10. Marriage equality and sanctity of marriage are separate
In a country split on who can or cannot be married, right-wing and left-wing Americans both believe the government should dictate this institution.
Both are unwittingly redefining marriage, since before the government got involved marriage was between the parties involved. Those in the community may or may not recognize a couple's or a group's marriage, but that was okay.
Forcing a third party violates the sanctity of marriage. Also marriage dictated by the government denies equality to groups deemed deviant. You can't have one without the other.
9. Free college is a way to educate kids better
Some Americans believe the more the government tosses money at a problem, the more it helps. Contrary to that belief, education costs increase for those who are not eligible for such welfare.
Not to mention the fact, subsidies divert funding and regulations increase costs in other areas. This drastic change in operation drives away high-quality professors and replaces them with cheaper, low-quality alternatives.
All of this adds up to devaluing the final product - the undergraduate degree. An associate degree is worth less today in the U.S. than it was a generation ago. Statistics from various sources, including the U.S. government, show many people with bachelor's degrees are unwillingly un- or under-employed.
8. Immigrants steal American jobs
Some Americans believe that jobs are entitled, not earned. They usually argue, when they advocate for closing the border or having tougher restrictions on immigration, jobs are stolen from them by immigrants.
Economically, the reason employers would choose undocumented, or even documented, immigrants over the natural-born or naturalized counterparts because of cheaper labor and stronger work ethics.
Even if the argue could be made that immigrants steal jobs - some common reasons Americans want immigration control is because immigrants are criminal, uneducated, filthy, impoverished, and cannot speak the common language in the U.S., the English language.
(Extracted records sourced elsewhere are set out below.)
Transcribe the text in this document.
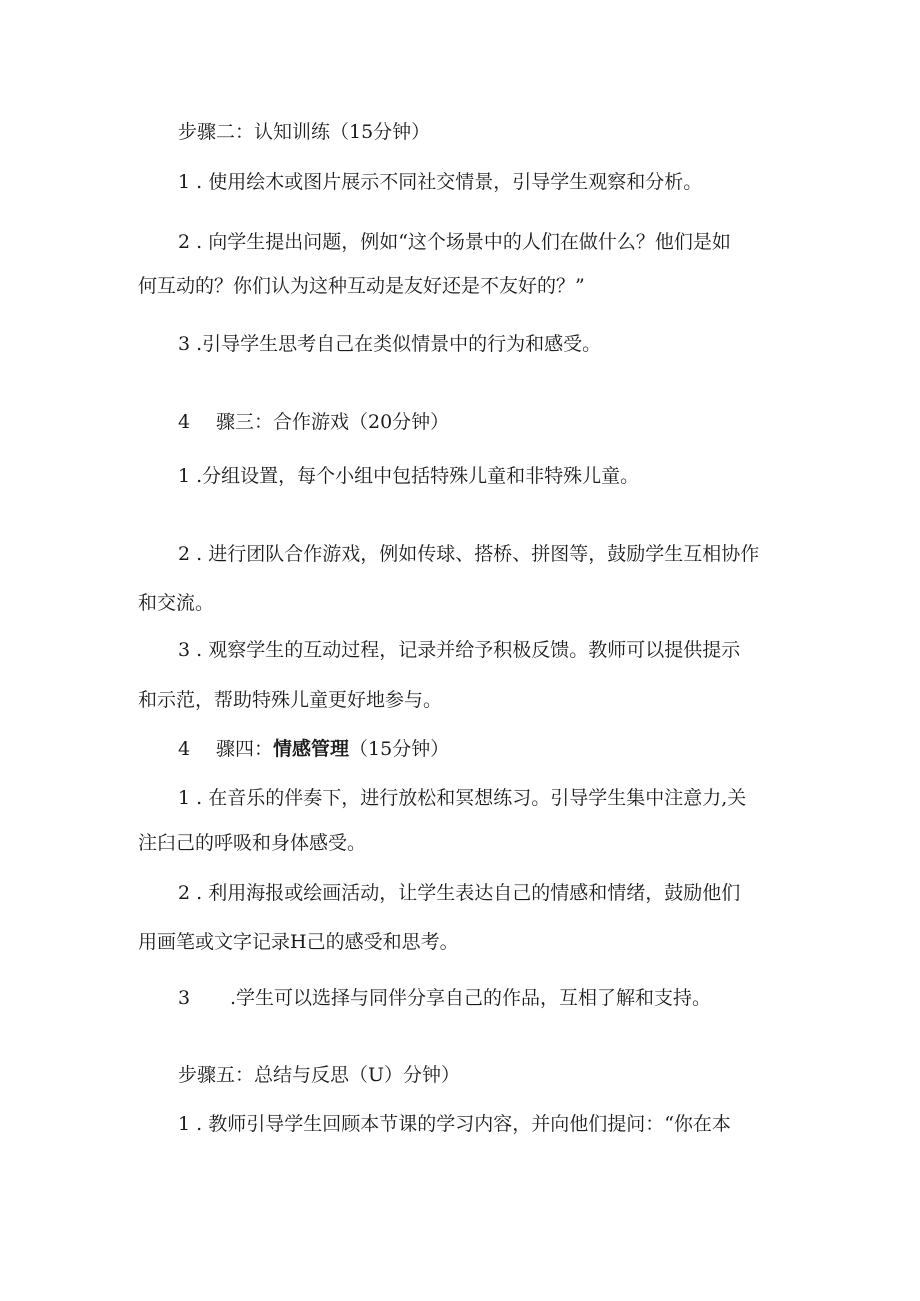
步骤二：认知训练（15分钟）
1 . 使用绘木或图片展示不同社交情景，引导学生观察和分析。
2 . 向学生提出问题，例如“这个场景中的人们在做什么？他们是如
何互动的？你们认为这种互动是友好还是不友好的？”
3 .引导学生思考自己在类似情景中的行为和感受。
4 骤三：合作游戏（20分钟）
1 .分组设置，每个小组中包括特殊儿童和非特殊儿童。
2 . 进行团队合作游戏，例如传球、搭桥、拼图等，鼓励学生互相协作
和交流。
3 . 观察学生的互动过程，记录并给予积极反馈。教师可以提供提示
和示范，帮助特殊儿童更好地参与。
4 骤四：情感管理（15分钟）
1 . 在音乐的伴奏下，进行放松和冥想练习。引导学生集中注意力,关
注臼己的呼吸和身体感受。
2 . 利用海报或绘画活动，让学生表达自己的情感和情绪，鼓励他们
用画笔或文字记录H己的感受和思考。
3 .学生可以选择与同伴分享自己的作品，互相了解和支持。
步骤五：总结与反思（U）分钟）
1 . 教师引导学生回顾本节课的学习内容，并向他们提问：“你在本
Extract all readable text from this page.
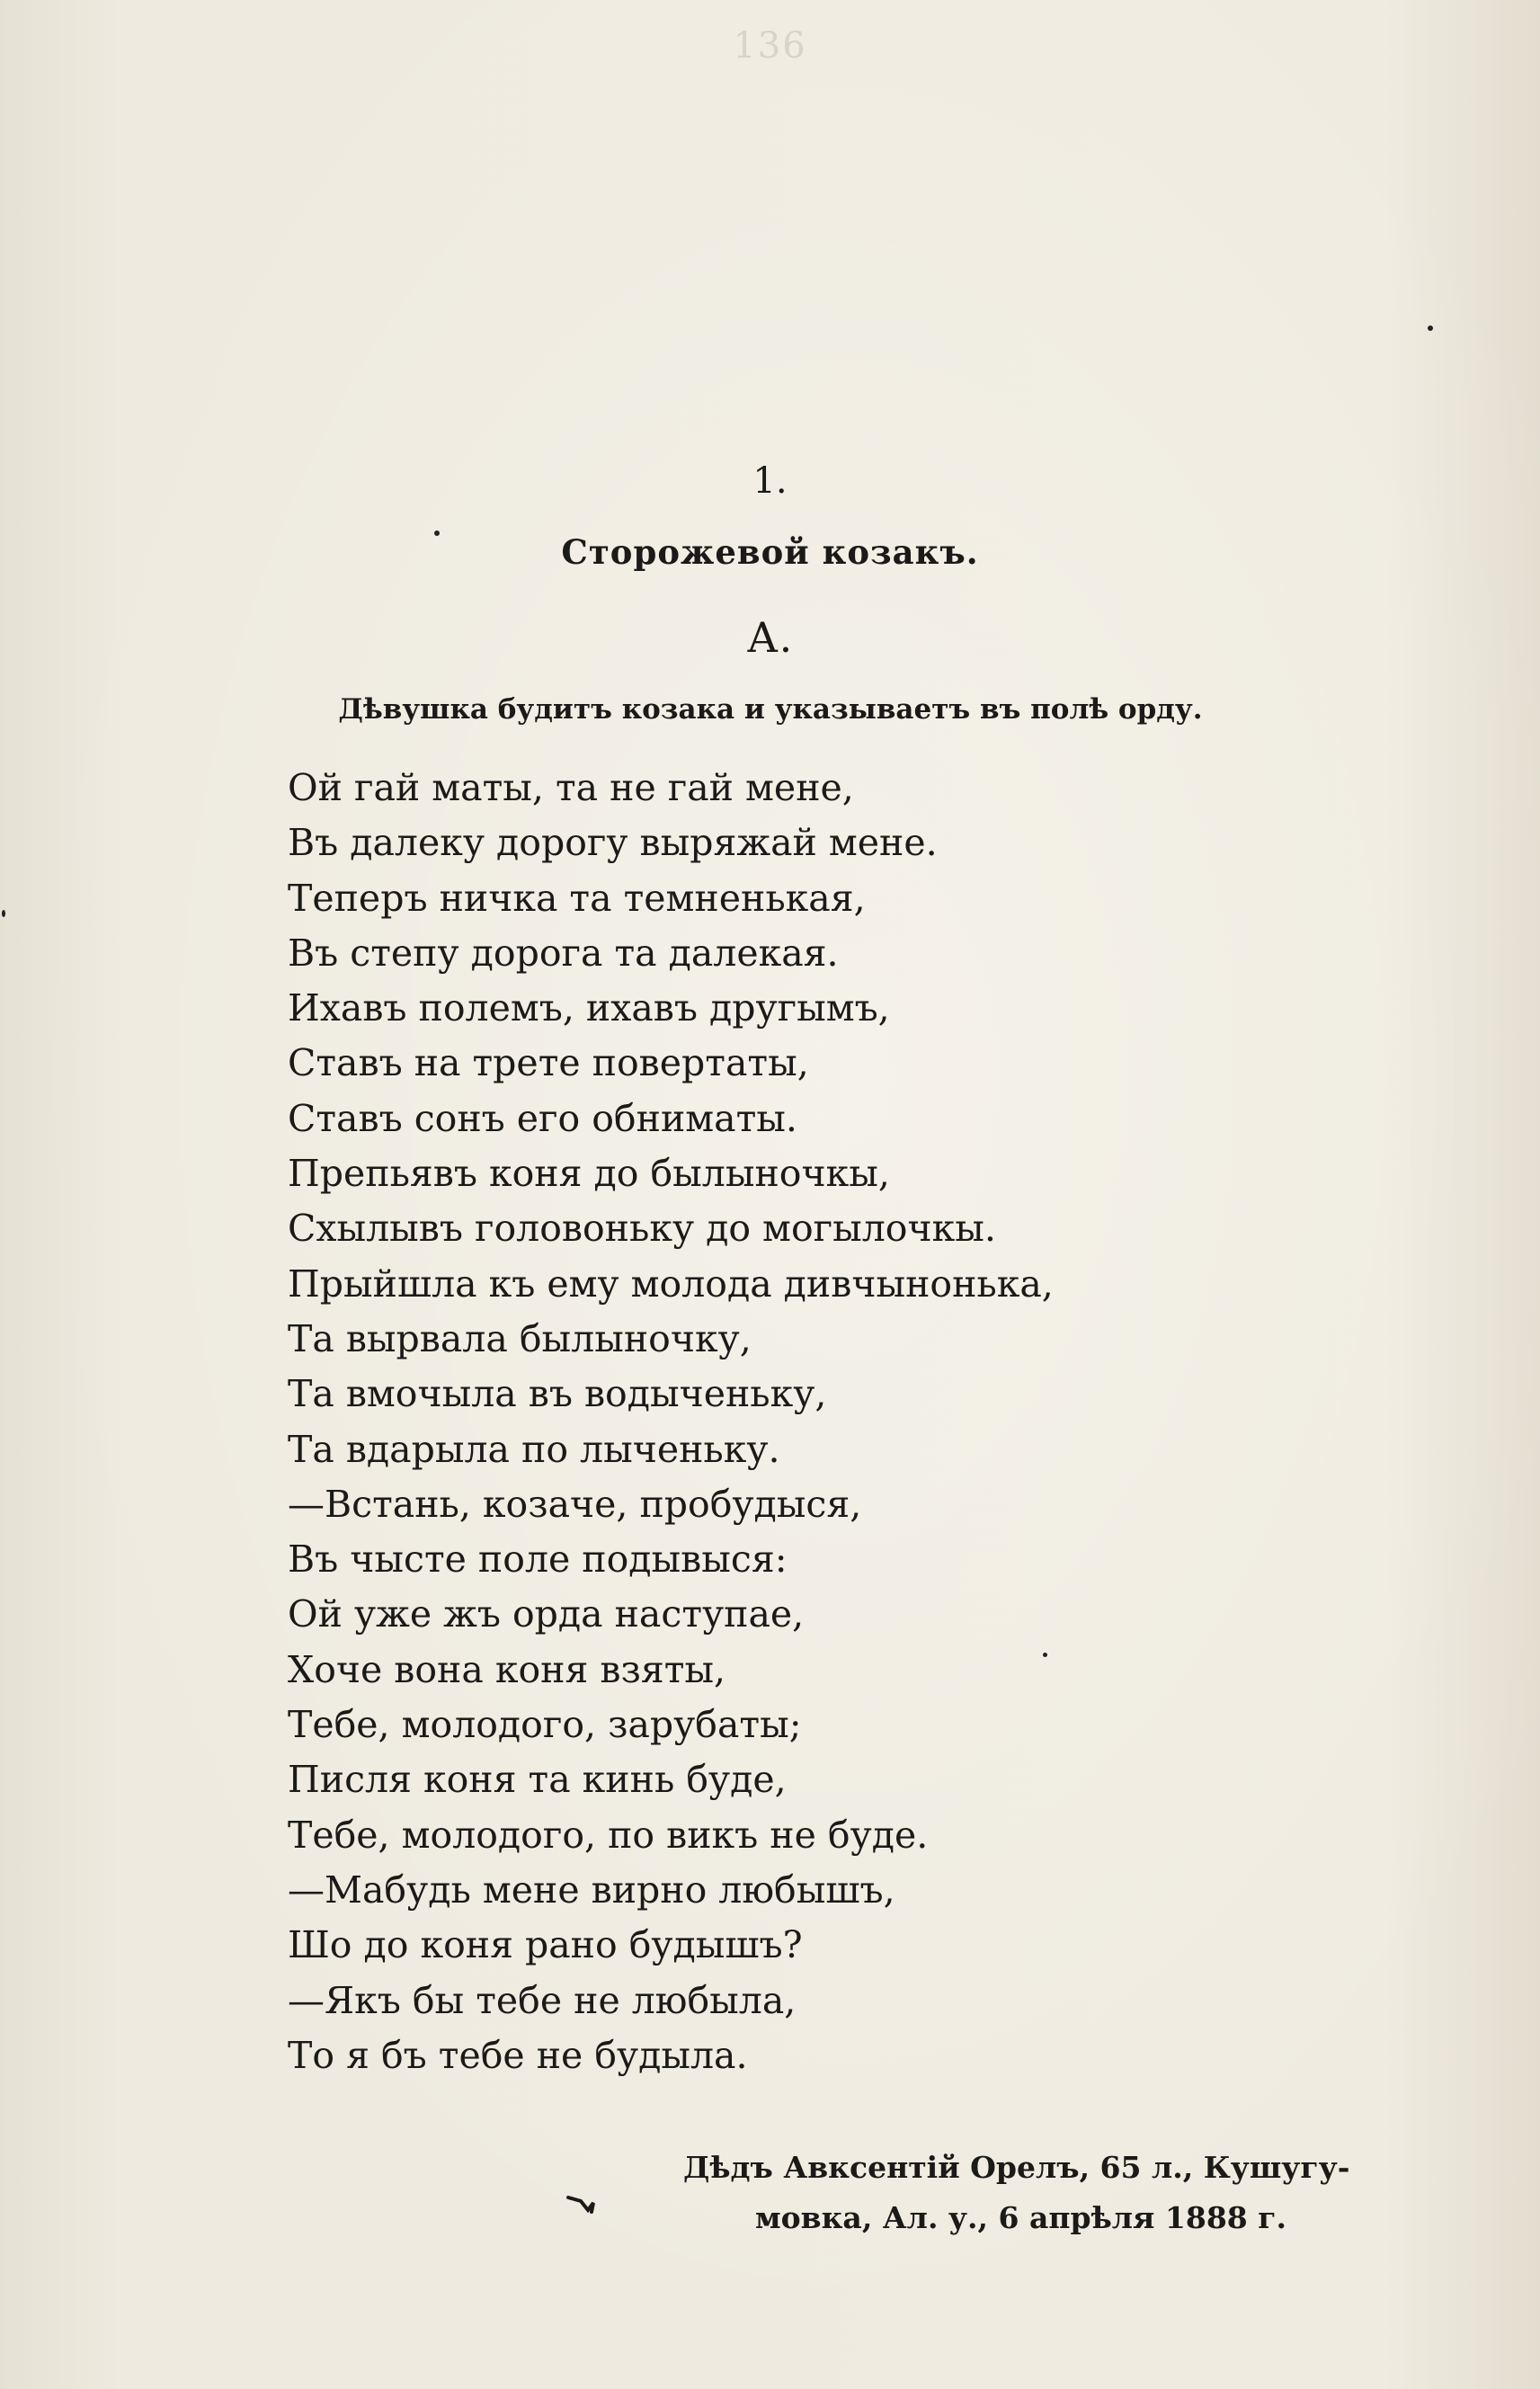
136
1.
Сторожевой козакъ.
А.
Дѣвушка будитъ козака и указываетъ въ полѣ орду.
Ой гай маты, та не гай мене,
Въ далеку дорогу выряжай мене.
Теперъ ничка та темненькая,
Въ степу дорога та далекая.
Ихавъ полемъ, ихавъ другымъ,
Ставъ на трете повертаты,
Ставъ сонъ его обниматы.
Препьявъ коня до былыночкы,
Схылывъ головоньку до могылочкы.
Прыйшла къ ему молода дивчынонька,
Та вырвала былыночку,
Та вмочыла въ водыченьку,
Та вдарыла по лыченьку.
—Встань, козаче, пробудыся,
Въ чысте поле подывыся:
Ой уже жъ орда наступае,
Хоче вона коня взяты,
Тебе, молодого, зарубаты;
Писля коня та кинь буде,
Тебе, молодого, по викъ не буде.
—Мабудь мене вирно любышъ,
Шо до коня рано будышъ?
—Якъ бы тебе не любыла,
То я бъ тебе не будыла.
Дѣдъ Авксентій Орелъ, 65 л., Кушугу-
мовка, Ал. у., 6 апрѣля 1888 г.
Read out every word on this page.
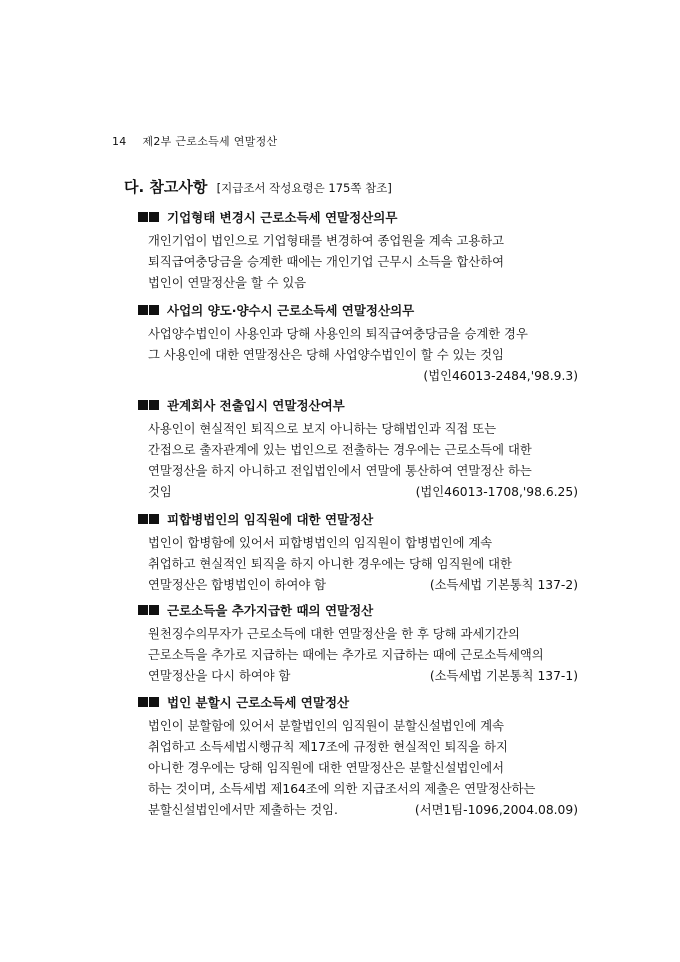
14 제2부 근로소득세 연말정산
다. 참고사항 [지급조서 작성요령은 175쪽 참조]
기업형태 변경시 근로소득세 연말정산의무
개인기업이 법인으로 기업형태를 변경하여 종업원을 계속 고용하고
퇴직급여충당금을 승계한 때에는 개인기업 근무시 소득을 합산하여
법인이 연말정산을 할 수 있음
사업의 양도·양수시 근로소득세 연말정산의무
사업양수법인이 사용인과 당해 사용인의 퇴직급여충당금을 승계한 경우
그 사용인에 대한 연말정산은 당해 사업양수법인이 할 수 있는 것임
(법인46013-2484,'98.9.3)
관계회사 전출입시 연말정산여부
사용인이 현실적인 퇴직으로 보지 아니하는 당해법인과 직접 또는
간접으로 출자관계에 있는 법인으로 전출하는 경우에는 근로소득에 대한
연말정산을 하지 아니하고 전입법인에서 연말에 통산하여 연말정산 하는
것임	(법인46013-1708,'98.6.25)
피합병법인의 임직원에 대한 연말정산
법인이 합병함에 있어서 피합병법인의 임직원이 합병법인에 계속
취업하고 현실적인 퇴직을 하지 아니한 경우에는 당해 임직원에 대한
연말정산은 합병법인이 하여야 함	(소득세법 기본통칙 137-2)
근로소득을 추가지급한 때의 연말정산
원천징수의무자가 근로소득에 대한 연말정산을 한 후 당해 과세기간의
근로소득을 추가로 지급하는 때에는 추가로 지급하는 때에 근로소득세액의
연말정산을 다시 하여야 함	(소득세법 기본통칙 137-1)
법인 분할시 근로소득세 연말정산
법인이 분할함에 있어서 분할법인의 임직원이 분할신설법인에 계속
취업하고 소득세법시행규칙 제17조에 규정한 현실적인 퇴직을 하지
아니한 경우에는 당해 임직원에 대한 연말정산은 분할신설법인에서
하는 것이며, 소득세법 제164조에 의한 지급조서의 제출은 연말정산하는
분할신설법인에서만 제출하는 것임.	(서면1팀-1096,2004.08.09)
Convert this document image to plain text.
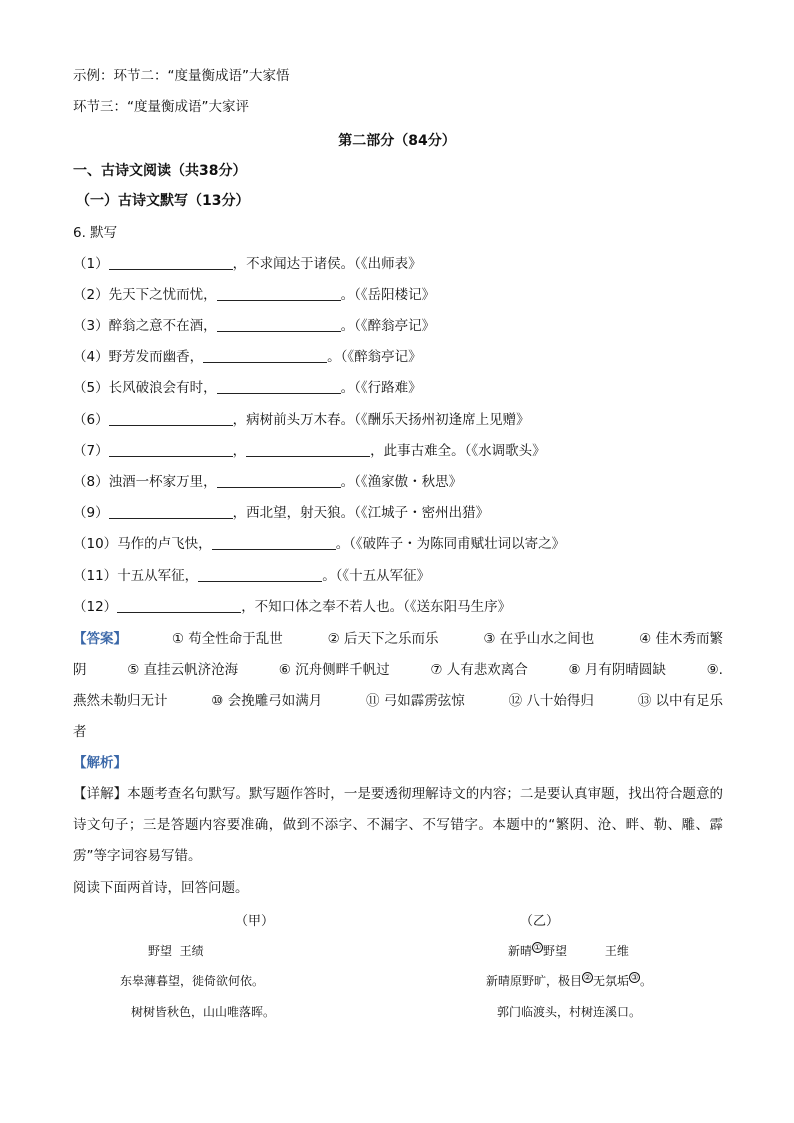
示例：环节二：“度量衡成语”大家悟
环节三：“度量衡成语”大家评
第二部分（84分）
一、古诗文阅读（共38分）
（一）古诗文默写（13分）
6. 默写
（1）	，不求闻达于诸侯。（《出师表》
（2）先天下之忧而忧，	。（《岳阳楼记》
（3）醉翁之意不在酒，	。（《醉翁亭记》
（4）野芳发而幽香，	。（《醉翁亭记》
（5）长风破浪会有时，	。（《行路难》
（6）	，病树前头万木春。（《酬乐天扬州初逢席上见赠》
（7）	，	，此事古难全。（《水调歌头》
（8）浊酒一杯家万里，	。（《渔家傲・秋思》
（9）	，西北望，射天狼。（《江城子・密州出猎》
（10）马作的卢飞快，	。（《破阵子・为陈同甫赋壮词以寄之》
（11）十五从军征，	。（《十五从军征》
（12）	，不知口体之奉不若人也。（《送东阳马生序》
【答案】	① 苟全性命于乱世	② 后天下之乐而乐	③ 在乎山水之间也	④ 佳木秀而繁
阴	⑤ 直挂云帆济沧海	⑥ 沉舟侧畔千帆过	⑦ 人有悲欢离合	⑧ 月有阴晴圆缺	⑨.
燕然未勒归无计	⑩ 会挽雕弓如满月	⑪ 弓如霹雳弦惊	⑫ 八十始得归	⑬ 以中有足乐
者
【解析】
【详解】本题考查名句默写。默写题作答时，一是要透彻理解诗文的内容；二是要认真审题，找出符合题意的诗文句子；三是答题内容要准确，做到不添字、不漏字、不写错字。本题中的“繁阴、沧、畔、勒、雕、霹雳”等字词容易写错。
阅读下面两首诗，回答问题。
（甲）	（乙）
野望 王绩
东皋薄暮望，徙倚欲何依。
树树皆秋色，山山唯落晖。
新晴 ① 野望	王维
新晴原野旷，极目 ② 无氛垢 ③ 。
郭门临渡头，村树连溪口。
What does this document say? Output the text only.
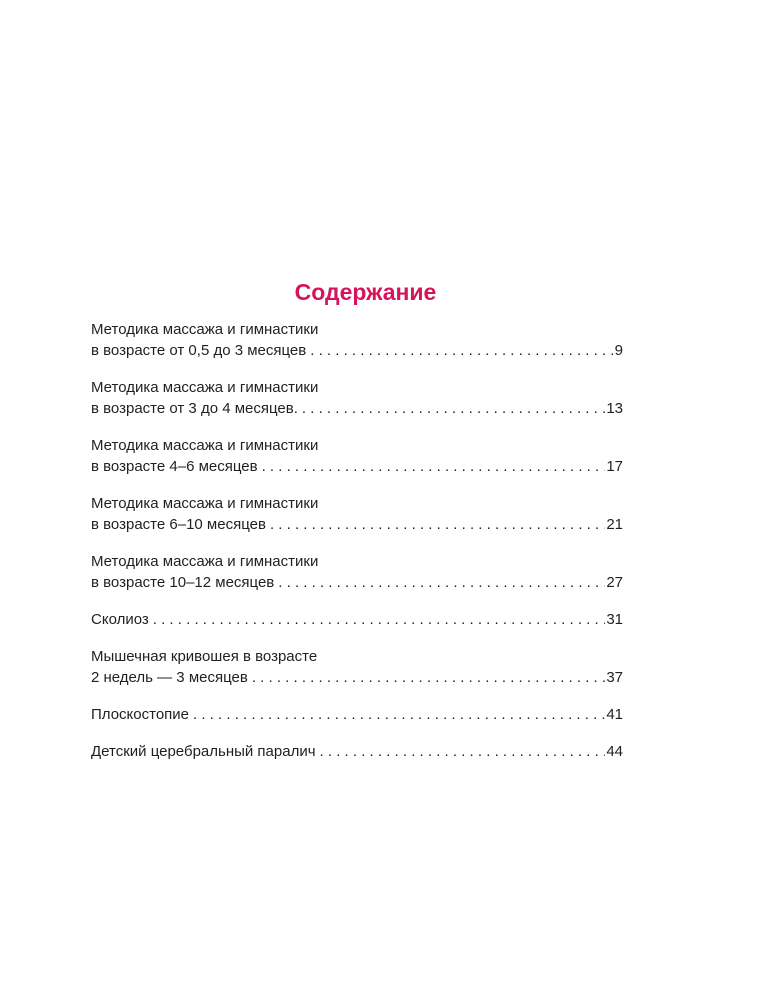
Содержание
Методика массажа и гимнастики
в возрасте от 0,5 до 3 месяцев . . .	9
Методика массажа и гимнастики
в возрасте от 3 до 4 месяцев. . . .	13
Методика массажа и гимнастики
в возрасте 4–6 месяцев . . .	17
Методика массажа и гимнастики
в возрасте 6–10 месяцев . . .	21
Методика массажа и гимнастики
в возрасте 10–12 месяцев . . .	27
Сколиоз . . .	31
Мышечная кривошея в возрасте
2 недель — 3 месяцев . . .	37
Плоскостопие . . .	41
Детский церебральный паралич . . .	44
If someone like that can steal a job, the original worker was not worth much and the best man won.
7. Gun control works
Some Americans believe that gun violence can be solved by confiscating guns from or restricting the sales and possession of guns for peaceful gun owners. All the while allowing violent gun owners to be coercive to law-abiding people.
The well-intentioned Americans think all gun owners will be checked. When, in fact, they do not. In big cities, where gun control has been common for generations, gun violence is commonplace. Mass shootings, for examples, do not happen in gun shops, gun shows, or even shooting ranges. They happen in "gun-free" zones, like malls, stores, theaters, schools, and public buildings.
These Americans tend to be the ones protesting the U.S. drug war. They argue the government is unable to control low-scale supplies that are in demand, and that prohibition thereof increases drug-related violence. They believe that opposing the drug war and supporting gun control makes sense.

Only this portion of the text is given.